Make sure that this configuration file is referenced when redis-server is started in command.
Also, set somaxconn to 512 in sysctls. This is to deal with the following error.

# WARNING: The TCP backlog setting of 511 cannot be enforced because /proc/sys/net/core/somaxconn is set to the lower value of 128.

somaxconn seems to be an abbreviation for socket max connections, and if it is below the default value specified by Redis, a warning appears.

Sidekiq container

version: "3.7"
services:
redis: # omitted
sidekiq:
depends_on:
- db
- redis
build:
context: .
target: test
dockerfile: ./dockerfiles/Dockerfile
command: bundle exec sidekiq -C config/sidekiq.yml
environment:
REDIS_URL_SIDEKIQ: redis://redis:6379/5/sidekiq
DB_HOST: hoge
DB_NAME: hoge
RAILS_ENV: development

I used the same Dockerfile as app to build it.
Since we were doing a multi-stage build, if we used the container as is, we would end up with a container with RAILS_ENV set to production.
In order to prevent this, I used a temporary container image of the test stage as target: test.
The command is started by specifying a configuration file, but config/sidekiq.yml seems to be the default file path, so it seems to be loaded without writing it. However, it seems that config/sidekiq.yml is the default file path, so it will be loaded without writing it.
As an environment variable, specify the connection point for redis. docker-compose allows networking by service name, so I used redis://.
I also passed in the DB connection information because I thought the sidekiq container would retrieve data about jobs from the DB and write jobs to the DB.
Please note that if you don’t add mailers to the queues, the mail will not be sent.

---
:queues:
- default
- mailers

The official configuration example can be found here.

CI settings(CodeBuild)

build:  
commands:
- docker-compose -f docker-compose.yaml build
# Start
- docker-compose -f docker-compose.yaml up -d db redis
- docker-compose -f docker-compose.yaml -f run app bundle exec rspec

We also need to set up CI to test the job.
In buildspec.yml, you need to start redis before running the tests as shown below.
Another option is to use a dummy KVS such as mock_redis from gem.

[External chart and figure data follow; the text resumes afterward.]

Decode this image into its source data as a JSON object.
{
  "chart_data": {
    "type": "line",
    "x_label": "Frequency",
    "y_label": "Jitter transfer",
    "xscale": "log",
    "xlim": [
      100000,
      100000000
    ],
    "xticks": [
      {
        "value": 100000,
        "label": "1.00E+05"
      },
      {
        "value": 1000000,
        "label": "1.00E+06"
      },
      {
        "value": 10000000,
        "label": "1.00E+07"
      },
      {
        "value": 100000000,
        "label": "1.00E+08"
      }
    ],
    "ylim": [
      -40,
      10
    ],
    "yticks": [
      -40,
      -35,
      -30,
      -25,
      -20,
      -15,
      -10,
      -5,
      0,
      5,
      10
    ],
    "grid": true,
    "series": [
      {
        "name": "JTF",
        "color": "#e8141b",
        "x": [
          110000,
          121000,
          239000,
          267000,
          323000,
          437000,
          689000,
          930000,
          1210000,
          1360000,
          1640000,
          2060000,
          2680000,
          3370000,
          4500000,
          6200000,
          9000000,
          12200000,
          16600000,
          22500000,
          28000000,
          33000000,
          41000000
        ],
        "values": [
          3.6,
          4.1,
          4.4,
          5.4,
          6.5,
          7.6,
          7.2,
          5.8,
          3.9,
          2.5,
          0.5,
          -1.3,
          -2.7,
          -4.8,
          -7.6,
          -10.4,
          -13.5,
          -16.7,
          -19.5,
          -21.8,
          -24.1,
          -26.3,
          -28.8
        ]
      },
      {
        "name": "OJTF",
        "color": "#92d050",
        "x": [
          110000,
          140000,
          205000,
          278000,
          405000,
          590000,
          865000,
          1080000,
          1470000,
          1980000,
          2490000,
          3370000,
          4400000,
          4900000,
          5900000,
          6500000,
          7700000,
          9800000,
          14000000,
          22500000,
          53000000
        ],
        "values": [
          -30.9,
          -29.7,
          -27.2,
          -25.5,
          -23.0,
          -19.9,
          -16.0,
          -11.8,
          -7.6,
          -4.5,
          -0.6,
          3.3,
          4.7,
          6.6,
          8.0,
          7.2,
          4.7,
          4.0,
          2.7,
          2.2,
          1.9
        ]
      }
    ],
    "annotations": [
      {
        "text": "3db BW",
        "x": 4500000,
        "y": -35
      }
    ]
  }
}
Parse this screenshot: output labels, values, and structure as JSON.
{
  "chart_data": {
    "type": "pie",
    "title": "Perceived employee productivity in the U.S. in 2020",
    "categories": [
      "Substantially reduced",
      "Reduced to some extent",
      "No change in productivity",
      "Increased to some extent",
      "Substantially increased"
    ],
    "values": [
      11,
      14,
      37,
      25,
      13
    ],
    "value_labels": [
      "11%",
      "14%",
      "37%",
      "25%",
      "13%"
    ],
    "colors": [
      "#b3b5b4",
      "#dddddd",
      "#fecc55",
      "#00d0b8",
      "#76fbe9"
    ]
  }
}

Deploying a Sidekiq container to ECS

I had the app and nginx containers in the same ECS task, but I did not add the sidekiq container to this task.
Being able to deploy at the same time as app is an advantage. However, if the app container does not start, the task will stop and so will the sidekiq container along with it.
If you make it a separate task, you can avoid this problem, and it is easy to increase or decrease just the sidekiq container. Furthermore, it is more efficient in using server resources.
I used the same Docker image as in app.

I used a tool called hako for deploying to ECS.

I overwrote the command in bundle exec sidekiq -C config/sidekiq.yml when deploying with the hako defined jsonnet file.

app: { 
image: '[aws-account-id].dkr.ecr.ap-northeast-1.amazonaws.com/[repo-name]',
tag: 'latest',
command: [ "bundle", "exec", "sidekiq", "-C", "config/sidekiq.yml" ],
cpu: '256',
memory: '512',
},

Elasticache

I was getting the following warning when starting the Sidekiq container.

WARNING: Your Redis instance will evict Sidekiq data under heavy load.
The ‘noeviction’ maxmemory policy is recommended (current policy: ‘volatile-lru’).

This was a setting for how to behave when redis memory overflows. The documentation of redis describes the behavior of the eviction policies.
The CacheParameterGroupFamily of the redis server I was using was set to redis5.0.
The default maxmemory policy seemed to be volatile-lru.
I changed the maxmemory policy by specifying the following in CloudFormation, and further specified it as a Property in the Properties value.

Resources:
ParameterGroup:
Type: AWS::ElastiCache::ParameterGroup
Properties:
Properties: {
"maxmemory-policy" : !Ref MaxMemoryPolicy
}

I changed the setting as a response to the warning, but in actual operation, I did not need to worry about it so much as long as I monitored the memory status of the redis server.